ただ追加策は、鴻海への海外テレビ組み立て工場売却によるコスト削減が柱。出資金額の減額を抑える交渉をしながら追加リストラの協力を要請するという苦しい立場で、シャープの鴻海への依存度がさらに増している。
<収益事業の売却は否定>
「収益事業からキャッシュフローを生み出す。キャッシュフローを生むために収益事業を売却することはない」――。複写機と空調事業の売却報道を強く否定するシャープ幹部は苛立ちを隠さない。亀山工場を分離する報道に対しても「検討していない」と強い口調で否定する。
液晶テレビ、大型液晶、太陽電池の主要3事業の赤字が継続しているのに対し、複写機と空調事業は黒字を確保する収益事業。「亀山モデル」のブランドで液晶テレビを生産してきた亀山工場も、米アップル(AAPL.O)製品向け中小型液晶の生産に切り替えており、大型液晶に代わる主力事業に位置付けている。いずれもキャッシュフローを生み出すために欠かせない事業で、目先の資金確保のためにこれらを手放すことは「会社に何も残らなくなってしまう」(シャープ関係者)との危機感が強い。

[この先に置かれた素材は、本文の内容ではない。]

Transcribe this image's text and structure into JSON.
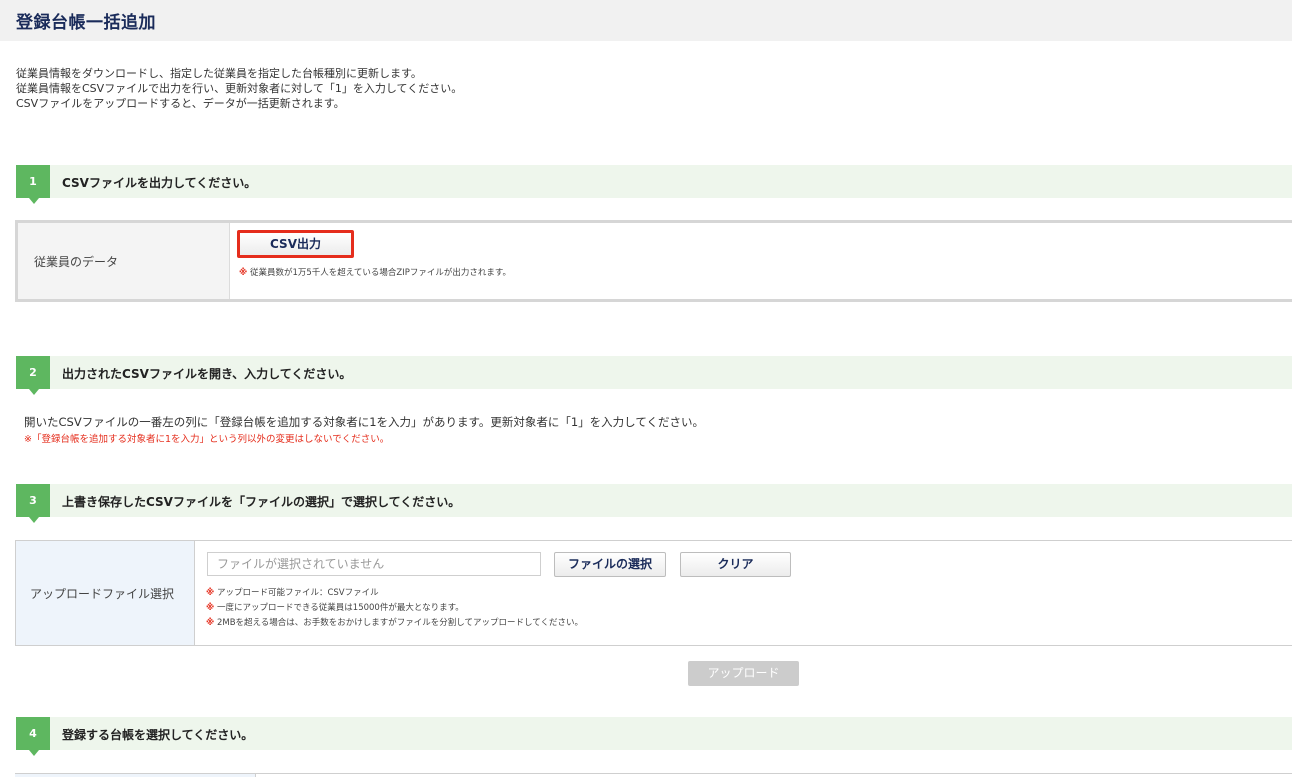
{
  "header": {
    "title": "登録台帳一括追加"
  },
  "intro": {
    "lines": [
      "従業員情報をダウンロードし、指定した従業員を指定した台帳種別に更新します。",
      "従業員情報をCSVファイルで出力を行い、更新対象者に対して「1」を入力してください。",
      "CSVファイルをアップロードすると、データが一括更新されます。"
    ]
  },
  "step1": {
    "number": "1",
    "title": "CSVファイルを出力してください。",
    "row_label": "従業員のデータ",
    "button_label": "CSV出力",
    "note_mark": "※",
    "note": "従業員数が1万5千人を超えている場合ZIPファイルが出力されます。"
  },
  "step2": {
    "number": "2",
    "title": "出力されたCSVファイルを開き、入力してください。",
    "text": "開いたCSVファイルの一番左の列に「登録台帳を追加する対象者に1を入力」があります。更新対象者に「1」を入力してください。",
    "warning": "※「登録台帳を追加する対象者に1を入力」という列以外の変更はしないでください。"
  },
  "step3": {
    "number": "3",
    "title": "上書き保存したCSVファイルを「ファイルの選択」で選択してください。",
    "row_label": "アップロードファイル選択",
    "file_placeholder": "ファイルが選択されていません",
    "select_button": "ファイルの選択",
    "clear_button": "クリア",
    "note_mark": "※",
    "notes": [
      "アップロード可能ファイル：CSVファイル",
      "一度にアップロードできる従業員は15000件が最大となります。",
      "2MBを超える場合は、お手数をおかけしますがファイルを分割してアップロードしてください。"
    ],
    "upload_button": "アップロード"
  },
  "step4": {
    "number": "4",
    "title": "登録する台帳を選択してください。"
  },
  "colors": {
    "step_accent": "#5eb760",
    "step_bar_bg": "#eef6ec",
    "title_text": "#1a2b5a",
    "warning": "#e52d1c",
    "highlight_border": "#e52d1c",
    "disabled_button": "#cccccc"
  }
}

だが、3600億円のコマーシャル・ペーパー(CP)と2000億円の転換社債(CB)を抱える中、キャッシュのひっ迫は深刻。みずほコーポレート銀行と三菱東京UFJ銀行は、月内にも数百億円の有担保のつなぎ融資を実行する構えだが、本格支援に向けて、シャープへの追加リストラの圧力は日増しに高まっている。
<資産売却ではなく赤字を消す>
先のシャープ幹部によると、同社が検討する追加リストラは、鴻海への海外テレビ組み立て工場の売却。ポーランド、メキシコ、中国、マレーシアの4拠点が検討対象で、米国市場向けのメキシコと中国の南京工場を軸に詰めている。8月中に大型液晶の分野で鴻海と協力体制を築いたのに続き、後工程のテレビ組み立て工場も鴻海に売却して連携することで、工場運営の固定費を削減することをねらう。